Ahead of tax time, the Canada Revenue Agency (CRA) is reminding Canadians that all of the government’s COVID-19 benefits are taxable.
This includes the Canada Emergency Response Benefit (CERB), as well as benefits that had tax withheld at source, like the Canada Recovery Benefit (CRB).
With the 2021 tax season expected to be “incredibly complicated” and “unlike any other,” the federal agency has explained exactly what impact the financial support you received may have on your taxes.
Here’s everything you need to know:
Here’s a checklist to help you get ready for this tax filing season:
➡️Register for My Account
➡️Update your personal information
➡️Check out our Get Ready page ↪️ https://t.co/13zLSrQcGB #CdnTax pic.twitter.com/qxzjig0scw
— Canada Revenue Agency (@CanRevAgency) January 4, 2021
How will COVID-19 benefits affect my taxes?
According to the CRA, all of the federal government’s COVID-19 benefits are taxable because they are effectively considered income.
This means the total amount you received must be included on your tax return.
Before tax time, the agency will get in touch via mail with a T4A form (or a T4E form if your benefit was administered by Service Canada).
Residents of Quebec should receive both a T4A and RL-1 slip.
This document will include all of the information and details you’ll need to include on your return.
You may end up owing tax when filing your return, depending on your individual circumstances and the kind of benefit you claimed.
Reminder for students! If you received #COVID19 benefits, make sure you enter the total amounts received on your tax return.

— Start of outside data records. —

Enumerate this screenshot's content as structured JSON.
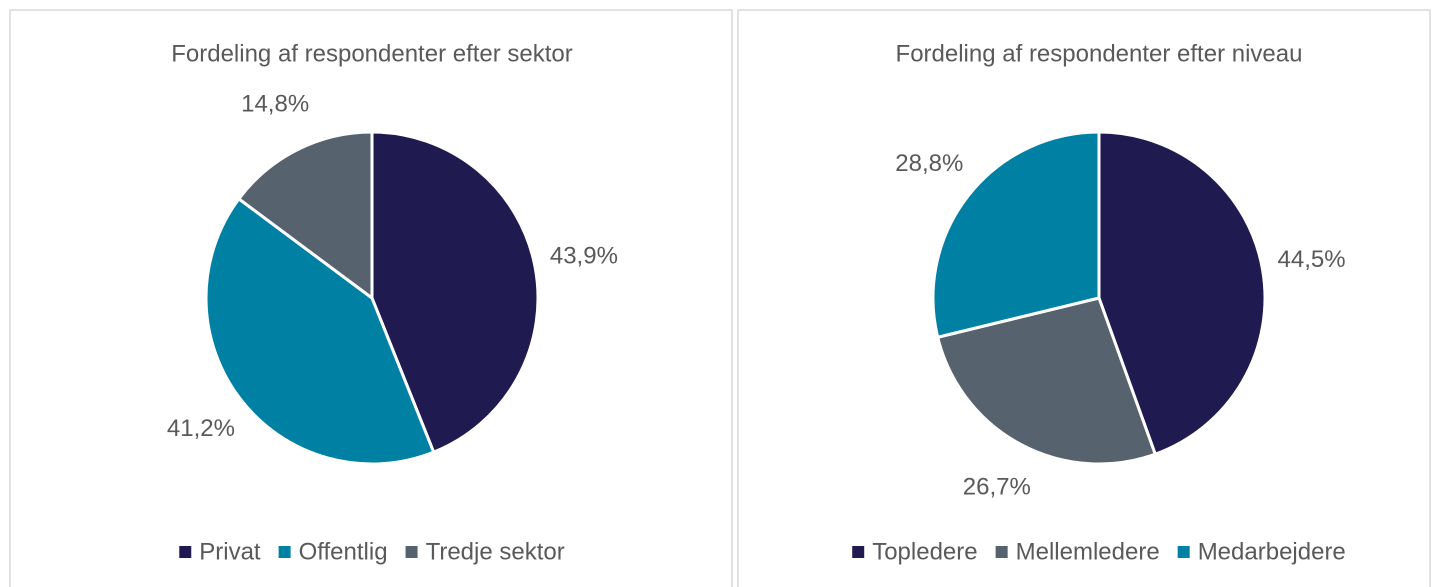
{
  "chart_data": [
    {
      "type": "pie",
      "title": "Fordeling af respondenter efter sektor",
      "categories": [
        "Privat",
        "Offentlig",
        "Tredje sektor"
      ],
      "values": [
        43.9,
        41.2,
        14.8
      ],
      "value_labels": [
        "43,9%",
        "41,2%",
        "14,8%"
      ],
      "colors": [
        "#1f1a4f",
        "#0081a3",
        "#56626e"
      ]
    },
    {
      "type": "pie",
      "title": "Fordeling af respondenter efter niveau",
      "categories": [
        "Topledere",
        "Mellemledere",
        "Medarbejdere"
      ],
      "values": [
        44.5,
        26.7,
        28.8
      ],
      "value_labels": [
        "44,5%",
        "26,7%",
        "28,8%"
      ],
      "colors": [
        "#1f1a4f",
        "#56626e",
        "#0081a3"
      ]
    }
  ]
}
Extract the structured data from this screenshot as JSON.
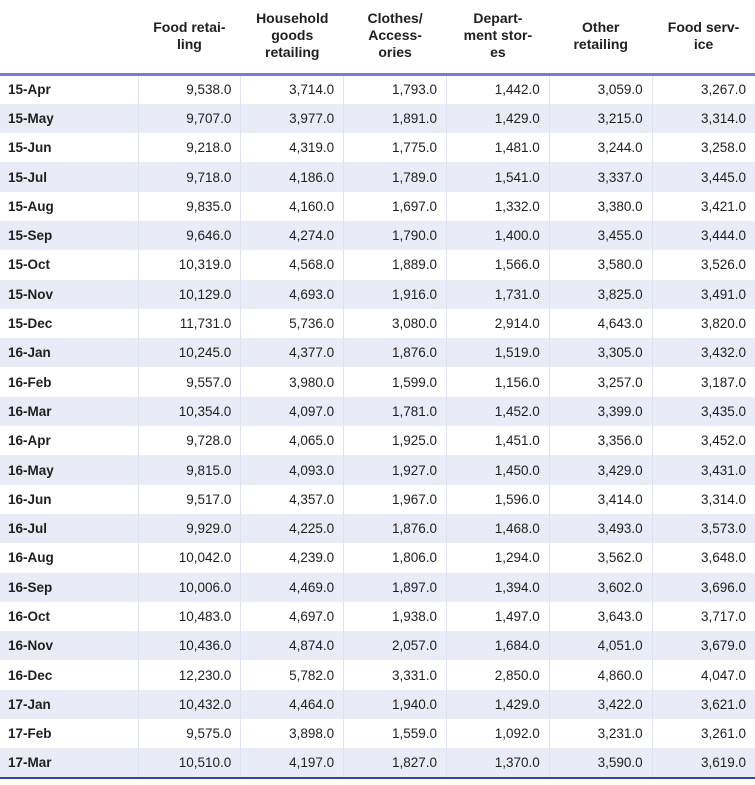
{
  "colors": {
    "header_rule": "#7680ca",
    "bottom_rule": "#39449f",
    "stripe": "#e9ebf7",
    "divider": "#dfe2f1",
    "text": "#1f1f1f"
  },
  "table": {
    "corner_label": "",
    "headers": [
      "Food retai-\nling",
      "Household\ngoods\nretailing",
      "Clothes/\nAccess-\nories",
      "Depart-\nment stor-\nes",
      "Other\nretailing",
      "Food serv-\nice"
    ],
    "rows": [
      {
        "label": "15-Apr",
        "values": [
          "9,538.0",
          "3,714.0",
          "1,793.0",
          "1,442.0",
          "3,059.0",
          "3,267.0"
        ]
      },
      {
        "label": "15-May",
        "values": [
          "9,707.0",
          "3,977.0",
          "1,891.0",
          "1,429.0",
          "3,215.0",
          "3,314.0"
        ]
      },
      {
        "label": "15-Jun",
        "values": [
          "9,218.0",
          "4,319.0",
          "1,775.0",
          "1,481.0",
          "3,244.0",
          "3,258.0"
        ]
      },
      {
        "label": "15-Jul",
        "values": [
          "9,718.0",
          "4,186.0",
          "1,789.0",
          "1,541.0",
          "3,337.0",
          "3,445.0"
        ]
      },
      {
        "label": "15-Aug",
        "values": [
          "9,835.0",
          "4,160.0",
          "1,697.0",
          "1,332.0",
          "3,380.0",
          "3,421.0"
        ]
      },
      {
        "label": "15-Sep",
        "values": [
          "9,646.0",
          "4,274.0",
          "1,790.0",
          "1,400.0",
          "3,455.0",
          "3,444.0"
        ]
      },
      {
        "label": "15-Oct",
        "values": [
          "10,319.0",
          "4,568.0",
          "1,889.0",
          "1,566.0",
          "3,580.0",
          "3,526.0"
        ]
      },
      {
        "label": "15-Nov",
        "values": [
          "10,129.0",
          "4,693.0",
          "1,916.0",
          "1,731.0",
          "3,825.0",
          "3,491.0"
        ]
      },
      {
        "label": "15-Dec",
        "values": [
          "11,731.0",
          "5,736.0",
          "3,080.0",
          "2,914.0",
          "4,643.0",
          "3,820.0"
        ]
      },
      {
        "label": "16-Jan",
        "values": [
          "10,245.0",
          "4,377.0",
          "1,876.0",
          "1,519.0",
          "3,305.0",
          "3,432.0"
        ]
      },
      {
        "label": "16-Feb",
        "values": [
          "9,557.0",
          "3,980.0",
          "1,599.0",
          "1,156.0",
          "3,257.0",
          "3,187.0"
        ]
      },
      {
        "label": "16-Mar",
        "values": [
          "10,354.0",
          "4,097.0",
          "1,781.0",
          "1,452.0",
          "3,399.0",
          "3,435.0"
        ]
      },
      {
        "label": "16-Apr",
        "values": [
          "9,728.0",
          "4,065.0",
          "1,925.0",
          "1,451.0",
          "3,356.0",
          "3,452.0"
        ]
      },
      {
        "label": "16-May",
        "values": [
          "9,815.0",
          "4,093.0",
          "1,927.0",
          "1,450.0",
          "3,429.0",
          "3,431.0"
        ]
      },
      {
        "label": "16-Jun",
        "values": [
          "9,517.0",
          "4,357.0",
          "1,967.0",
          "1,596.0",
          "3,414.0",
          "3,314.0"
        ]
      },
      {
        "label": "16-Jul",
        "values": [
          "9,929.0",
          "4,225.0",
          "1,876.0",
          "1,468.0",
          "3,493.0",
          "3,573.0"
        ]
      },
      {
        "label": "16-Aug",
        "values": [
          "10,042.0",
          "4,239.0",
          "1,806.0",
          "1,294.0",
          "3,562.0",
          "3,648.0"
        ]
      },
      {
        "label": "16-Sep",
        "values": [
          "10,006.0",
          "4,469.0",
          "1,897.0",
          "1,394.0",
          "3,602.0",
          "3,696.0"
        ]
      },
      {
        "label": "16-Oct",
        "values": [
          "10,483.0",
          "4,697.0",
          "1,938.0",
          "1,497.0",
          "3,643.0",
          "3,717.0"
        ]
      },
      {
        "label": "16-Nov",
        "values": [
          "10,436.0",
          "4,874.0",
          "2,057.0",
          "1,684.0",
          "4,051.0",
          "3,679.0"
        ]
      },
      {
        "label": "16-Dec",
        "values": [
          "12,230.0",
          "5,782.0",
          "3,331.0",
          "2,850.0",
          "4,860.0",
          "4,047.0"
        ]
      },
      {
        "label": "17-Jan",
        "values": [
          "10,432.0",
          "4,464.0",
          "1,940.0",
          "1,429.0",
          "3,422.0",
          "3,621.0"
        ]
      },
      {
        "label": "17-Feb",
        "values": [
          "9,575.0",
          "3,898.0",
          "1,559.0",
          "1,092.0",
          "3,231.0",
          "3,261.0"
        ]
      },
      {
        "label": "17-Mar",
        "values": [
          "10,510.0",
          "4,197.0",
          "1,827.0",
          "1,370.0",
          "3,590.0",
          "3,619.0"
        ]
      }
    ]
  },
  "chart_data": {
    "type": "table",
    "title": "",
    "categories": [
      "15-Apr",
      "15-May",
      "15-Jun",
      "15-Jul",
      "15-Aug",
      "15-Sep",
      "15-Oct",
      "15-Nov",
      "15-Dec",
      "16-Jan",
      "16-Feb",
      "16-Mar",
      "16-Apr",
      "16-May",
      "16-Jun",
      "16-Jul",
      "16-Aug",
      "16-Sep",
      "16-Oct",
      "16-Nov",
      "16-Dec",
      "17-Jan",
      "17-Feb",
      "17-Mar"
    ],
    "series": [
      {
        "name": "Food retailing",
        "values": [
          9538.0,
          9707.0,
          9218.0,
          9718.0,
          9835.0,
          9646.0,
          10319.0,
          10129.0,
          11731.0,
          10245.0,
          9557.0,
          10354.0,
          9728.0,
          9815.0,
          9517.0,
          9929.0,
          10042.0,
          10006.0,
          10483.0,
          10436.0,
          12230.0,
          10432.0,
          9575.0,
          10510.0
        ]
      },
      {
        "name": "Household goods retailing",
        "values": [
          3714.0,
          3977.0,
          4319.0,
          4186.0,
          4160.0,
          4274.0,
          4568.0,
          4693.0,
          5736.0,
          4377.0,
          3980.0,
          4097.0,
          4065.0,
          4093.0,
          4357.0,
          4225.0,
          4239.0,
          4469.0,
          4697.0,
          4874.0,
          5782.0,
          4464.0,
          3898.0,
          4197.0
        ]
      },
      {
        "name": "Clothes/Accessories",
        "values": [
          1793.0,
          1891.0,
          1775.0,
          1789.0,
          1697.0,
          1790.0,
          1889.0,
          1916.0,
          3080.0,
          1876.0,
          1599.0,
          1781.0,
          1925.0,
          1927.0,
          1967.0,
          1876.0,
          1806.0,
          1897.0,
          1938.0,
          2057.0,
          3331.0,
          1940.0,
          1559.0,
          1827.0
        ]
      },
      {
        "name": "Department stores",
        "values": [
          1442.0,
          1429.0,
          1481.0,
          1541.0,
          1332.0,
          1400.0,
          1566.0,
          1731.0,
          2914.0,
          1519.0,
          1156.0,
          1452.0,
          1451.0,
          1450.0,
          1596.0,
          1468.0,
          1294.0,
          1394.0,
          1497.0,
          1684.0,
          2850.0,
          1429.0,
          1092.0,
          1370.0
        ]
      },
      {
        "name": "Other retailing",
        "values": [
          3059.0,
          3215.0,
          3244.0,
          3337.0,
          3380.0,
          3455.0,
          3580.0,
          3825.0,
          4643.0,
          3305.0,
          3257.0,
          3399.0,
          3356.0,
          3429.0,
          3414.0,
          3493.0,
          3562.0,
          3602.0,
          3643.0,
          4051.0,
          4860.0,
          3422.0,
          3231.0,
          3590.0
        ]
      },
      {
        "name": "Food service",
        "values": [
          3267.0,
          3314.0,
          3258.0,
          3445.0,
          3421.0,
          3444.0,
          3526.0,
          3491.0,
          3820.0,
          3432.0,
          3187.0,
          3435.0,
          3452.0,
          3431.0,
          3314.0,
          3573.0,
          3648.0,
          3696.0,
          3717.0,
          3679.0,
          4047.0,
          3621.0,
          3261.0,
          3619.0
        ]
      }
    ],
    "layout": {
      "row_striping": true,
      "grid": "vertical-only",
      "legend_position": "none"
    }
  }
}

— Canada Revenue Agency (@CanRevAgency) January 27, 2021
Which benefits are taxable?
The first COVID-19 benefits introduced by the federal government were the Canada Emergency Response Benefit (CERB) and the Canada Emergency Student Benefit (CESB).
Both programs did not withhold tax at source, which means many Canadians will be required to return a portion of the benefit to cover the associated tax.
The three new Recovery Benefits that were introduced to replace the CERB are also taxable.
This refers to the Canada Recovery Benefit (CRB), the Canada Recovery Sickness Benefit (CRSB) and the Canada Recovery Caregiving Benefit (CRCB.)
While a 10% tax was deducted upfront for these benefits, claimants may still be required to pay more depending on their income in 2020.
How can tax be owed if it was deducted upfront?
Whether or not more tax is owed will depend on an individual’s personal circumstances, including income in 2020 and the specific benefit claimed.
Some people may actually have to pay less tax if their income was below a certain threshold during the same period.
Tax experts and banks previously urged anyone claiming COVID-19 benefits to start preparing for April as soon as possible, as you could end up owing money without even realizing it.
Fortunately, free tax help is available to eligible Canadians to help them work out exactly what they may or may not owe.
The CRA also acknowledges that repayments could present “significant financial hardship” for some people. As a result, payment arrangement plans are available for those who need support.